Catalogue text for the performance: Lesson of Dissection by Guatemalan artist Regina José Galindo. The performance was part of exhibition Margins: Walking Between Worlds, held at Art Exchange of the Universty of Essex, UK, with the support of Arts Council England, ESCALA, Firstsite and ROLLO, from 24 September to 5 November 2011.

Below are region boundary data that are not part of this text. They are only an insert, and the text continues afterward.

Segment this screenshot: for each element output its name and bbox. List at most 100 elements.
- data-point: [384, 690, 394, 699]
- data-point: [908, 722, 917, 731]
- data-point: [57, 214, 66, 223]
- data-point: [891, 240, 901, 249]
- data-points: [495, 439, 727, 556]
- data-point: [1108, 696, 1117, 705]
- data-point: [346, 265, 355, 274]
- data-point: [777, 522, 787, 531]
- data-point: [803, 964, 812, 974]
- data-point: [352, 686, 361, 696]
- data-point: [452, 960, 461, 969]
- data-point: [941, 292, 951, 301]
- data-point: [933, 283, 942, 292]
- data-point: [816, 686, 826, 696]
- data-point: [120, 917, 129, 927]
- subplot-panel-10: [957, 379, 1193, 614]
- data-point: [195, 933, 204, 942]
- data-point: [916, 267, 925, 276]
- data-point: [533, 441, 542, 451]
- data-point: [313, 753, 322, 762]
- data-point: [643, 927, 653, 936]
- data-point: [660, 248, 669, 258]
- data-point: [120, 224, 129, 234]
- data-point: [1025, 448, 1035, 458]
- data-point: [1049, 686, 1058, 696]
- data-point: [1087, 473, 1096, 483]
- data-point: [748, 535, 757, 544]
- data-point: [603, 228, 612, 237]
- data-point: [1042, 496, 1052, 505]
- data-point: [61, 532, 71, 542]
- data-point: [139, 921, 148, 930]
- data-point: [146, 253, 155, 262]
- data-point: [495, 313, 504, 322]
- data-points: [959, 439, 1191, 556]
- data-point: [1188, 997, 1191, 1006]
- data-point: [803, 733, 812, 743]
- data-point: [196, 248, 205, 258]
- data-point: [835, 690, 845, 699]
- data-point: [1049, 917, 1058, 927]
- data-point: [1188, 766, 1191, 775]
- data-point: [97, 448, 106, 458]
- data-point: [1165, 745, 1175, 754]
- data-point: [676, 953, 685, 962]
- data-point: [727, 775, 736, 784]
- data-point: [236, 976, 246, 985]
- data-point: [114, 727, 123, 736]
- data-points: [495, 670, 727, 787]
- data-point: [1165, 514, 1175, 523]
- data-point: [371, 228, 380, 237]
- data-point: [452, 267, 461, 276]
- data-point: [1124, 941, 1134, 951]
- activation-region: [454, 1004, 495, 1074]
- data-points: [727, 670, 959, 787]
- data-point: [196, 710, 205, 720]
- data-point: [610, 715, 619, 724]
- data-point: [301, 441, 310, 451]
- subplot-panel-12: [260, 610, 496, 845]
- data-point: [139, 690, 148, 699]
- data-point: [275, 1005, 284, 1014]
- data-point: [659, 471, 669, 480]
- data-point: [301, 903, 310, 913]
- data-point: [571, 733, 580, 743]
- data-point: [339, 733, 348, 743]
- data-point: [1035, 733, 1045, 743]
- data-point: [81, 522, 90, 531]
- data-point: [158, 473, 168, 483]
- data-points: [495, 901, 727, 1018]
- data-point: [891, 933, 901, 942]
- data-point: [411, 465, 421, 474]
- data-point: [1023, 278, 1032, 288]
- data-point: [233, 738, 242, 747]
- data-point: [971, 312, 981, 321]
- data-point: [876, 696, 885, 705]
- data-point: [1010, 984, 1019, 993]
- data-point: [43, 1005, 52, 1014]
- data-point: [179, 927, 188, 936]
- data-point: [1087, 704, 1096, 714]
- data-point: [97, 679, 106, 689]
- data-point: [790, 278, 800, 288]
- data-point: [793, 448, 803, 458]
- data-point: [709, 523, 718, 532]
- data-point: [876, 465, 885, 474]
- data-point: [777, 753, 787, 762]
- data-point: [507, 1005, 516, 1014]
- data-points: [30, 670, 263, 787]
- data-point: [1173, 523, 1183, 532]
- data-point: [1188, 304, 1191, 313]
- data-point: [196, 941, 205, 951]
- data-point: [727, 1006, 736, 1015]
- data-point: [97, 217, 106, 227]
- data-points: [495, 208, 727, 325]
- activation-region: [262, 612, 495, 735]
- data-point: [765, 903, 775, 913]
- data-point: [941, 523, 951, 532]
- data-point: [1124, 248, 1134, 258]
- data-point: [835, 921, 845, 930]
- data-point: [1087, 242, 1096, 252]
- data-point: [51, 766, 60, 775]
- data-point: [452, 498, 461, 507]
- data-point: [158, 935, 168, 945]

Lesson of Dissection took place on 11 November 2011 in Essex, UK. Taking inspiration from Rembrandt’s famous painting The Anatomy Lesson, 1632, Galindo’s performance explores the increasing professionalization of violence in Mexico and Guatemala, where drug cartels are hiring mercenaries to perform, with clinical precision, mutilations and other acts of violence.

Excerpt:

Whereas during the civil war clearly identifiable collective bodies exercised violence —the State and its army— presently, it has become an option for a multitude of actors, for a multitude of reasons. ‘Privatised’ by criminal gangs, violence has become perpetual, traversing public spaces and crossing national boundaries. Galindo’s new performance to be executed at the University of Essex in November 2011, points to these recent developments in the use and control of violence. Titled Lessons of Dissection, the performance stages Galindo’s motionless body lying on a steel table. A professional surgeon enters the room with a small group of anatomy students to mark the artist’s body with a system of black lines indicating where to cut. The marked body parts are the same as the ones that are mutilated in women’s bodies in Guatemala: arms, hands, nails, eyes, nose, nipples, legs.